Wenn in der Malerei von „letzten Bildern“ die Rede ist, dann meist von den letzten Bildern, die Künstler vor ihrem Tod gemalt haben. Solche Werke berühmter Maler wie Manet, Matisse, de Chirico oder Kippenberger zeigte die Ausstellung Letzte Bilder 2013 in der Schirn Kunsthalle Frankfurt. Es wird von letzten Bildern aber auch in Bezug auf eine möglicherweise ans Ende gekommene Geschichte der Malerei gesprochen. Dieses Ende wollte der russische Künstler Alexander Rodtschenko schon 1921 programmatisch setzen: „Ich habe die Malerei zu ihrem logischen Ende gebracht und drei Bilder ausgestellt: ein rotes, ein blaues und ein gelbes, und dies mit der Feststellung: alles ist zu Ende. Es sind die Grundfarben. Jede Fläche ist eine Fläche, und es soll keine Darstellung mehr geben.“ Fortan konzentrierte sich Rodtschenko, zumindest was das Bildnerische betraf, auf die Fotografie.
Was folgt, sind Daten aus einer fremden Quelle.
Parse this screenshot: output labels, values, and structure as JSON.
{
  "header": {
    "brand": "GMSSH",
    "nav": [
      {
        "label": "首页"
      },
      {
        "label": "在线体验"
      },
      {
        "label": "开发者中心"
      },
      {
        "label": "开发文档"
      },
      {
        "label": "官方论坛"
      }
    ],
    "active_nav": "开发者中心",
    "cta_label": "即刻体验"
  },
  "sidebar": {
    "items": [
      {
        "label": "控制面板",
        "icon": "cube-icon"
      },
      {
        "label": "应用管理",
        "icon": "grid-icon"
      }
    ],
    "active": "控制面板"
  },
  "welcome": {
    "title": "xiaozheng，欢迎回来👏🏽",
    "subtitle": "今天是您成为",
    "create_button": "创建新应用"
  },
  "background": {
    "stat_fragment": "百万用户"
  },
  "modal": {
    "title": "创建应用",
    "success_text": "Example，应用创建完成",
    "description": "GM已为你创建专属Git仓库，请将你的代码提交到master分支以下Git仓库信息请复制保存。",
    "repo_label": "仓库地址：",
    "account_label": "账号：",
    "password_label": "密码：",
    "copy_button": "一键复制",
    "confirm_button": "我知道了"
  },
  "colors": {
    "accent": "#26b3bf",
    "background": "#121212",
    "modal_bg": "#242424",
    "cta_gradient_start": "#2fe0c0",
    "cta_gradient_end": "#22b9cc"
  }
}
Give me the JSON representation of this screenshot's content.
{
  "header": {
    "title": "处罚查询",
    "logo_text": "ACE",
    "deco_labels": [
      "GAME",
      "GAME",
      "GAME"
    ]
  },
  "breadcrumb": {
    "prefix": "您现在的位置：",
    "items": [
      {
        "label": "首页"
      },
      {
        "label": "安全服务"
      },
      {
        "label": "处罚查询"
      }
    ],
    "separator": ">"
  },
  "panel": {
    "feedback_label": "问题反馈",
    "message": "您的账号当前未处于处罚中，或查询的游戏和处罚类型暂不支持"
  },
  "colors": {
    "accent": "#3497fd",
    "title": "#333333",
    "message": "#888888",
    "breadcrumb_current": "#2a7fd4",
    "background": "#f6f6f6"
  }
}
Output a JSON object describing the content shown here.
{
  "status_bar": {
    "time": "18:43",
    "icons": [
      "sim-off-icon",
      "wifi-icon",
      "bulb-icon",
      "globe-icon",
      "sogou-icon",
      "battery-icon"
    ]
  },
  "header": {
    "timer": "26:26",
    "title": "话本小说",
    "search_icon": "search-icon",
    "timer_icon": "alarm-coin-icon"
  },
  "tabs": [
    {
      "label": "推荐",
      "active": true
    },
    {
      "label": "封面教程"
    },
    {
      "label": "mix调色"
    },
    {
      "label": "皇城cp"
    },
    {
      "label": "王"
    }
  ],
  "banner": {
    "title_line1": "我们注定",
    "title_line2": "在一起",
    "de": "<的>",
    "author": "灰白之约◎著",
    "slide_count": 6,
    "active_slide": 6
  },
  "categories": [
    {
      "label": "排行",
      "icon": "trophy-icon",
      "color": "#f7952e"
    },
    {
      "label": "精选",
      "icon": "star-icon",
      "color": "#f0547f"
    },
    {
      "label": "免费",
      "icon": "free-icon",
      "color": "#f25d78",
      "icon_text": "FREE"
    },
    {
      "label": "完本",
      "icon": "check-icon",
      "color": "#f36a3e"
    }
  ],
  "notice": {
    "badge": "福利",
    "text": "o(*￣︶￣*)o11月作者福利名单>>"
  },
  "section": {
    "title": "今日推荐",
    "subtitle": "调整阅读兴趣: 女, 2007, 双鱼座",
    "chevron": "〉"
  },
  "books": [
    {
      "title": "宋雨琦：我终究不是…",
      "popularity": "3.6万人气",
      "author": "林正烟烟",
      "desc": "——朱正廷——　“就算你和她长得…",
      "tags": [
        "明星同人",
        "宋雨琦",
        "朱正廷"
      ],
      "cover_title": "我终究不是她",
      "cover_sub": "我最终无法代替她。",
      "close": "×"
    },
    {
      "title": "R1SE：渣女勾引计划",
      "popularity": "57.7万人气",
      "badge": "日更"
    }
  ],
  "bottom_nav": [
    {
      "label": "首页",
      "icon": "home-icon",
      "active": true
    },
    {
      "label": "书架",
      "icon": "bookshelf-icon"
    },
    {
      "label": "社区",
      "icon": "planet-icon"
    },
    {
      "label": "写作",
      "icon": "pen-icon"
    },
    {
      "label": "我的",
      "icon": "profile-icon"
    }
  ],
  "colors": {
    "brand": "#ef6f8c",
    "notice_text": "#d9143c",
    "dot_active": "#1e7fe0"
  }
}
Aber auch nach 1921 wurde bekanntlich noch vieles gemalt, das wäre für eine Kunstgeschichtsschreibung, die einer linearen Entwicklungslogik folgt, letztlich „Malerei nach dem Ende der Malerei“5. Svenja Wetzensteins Malerei ist weit von einer Reduktion im Sinne einer finalen Entleerung des Bildfeldes entfernt – wenn man von den vielen „Leerstellen“ absieht, bei denen der Holzgrund des Bildträgers stehenbleibt. Gleichwohl lässt sich auch ihr Vorgehen als eine Selbstreflexion des Mediums im Sinne eines „nach“ begreifen. Ihre Bildmotive stammen aus der Gegenwart oder jüngeren Vergangenheit (etwa wenn sie Fotos aus ihrer Kindheit verwendet), aber wenn sie diese in die Malerei übersetzt, greift sie mit ihrer im weitesten Sinne „impressionistischen“ Malweise und mit Anklängen an die christliche Ikonographie auf kunsthistorische Bildtraditionen zurück, die sie geradezu geisterhaft wieder aufleben lässt.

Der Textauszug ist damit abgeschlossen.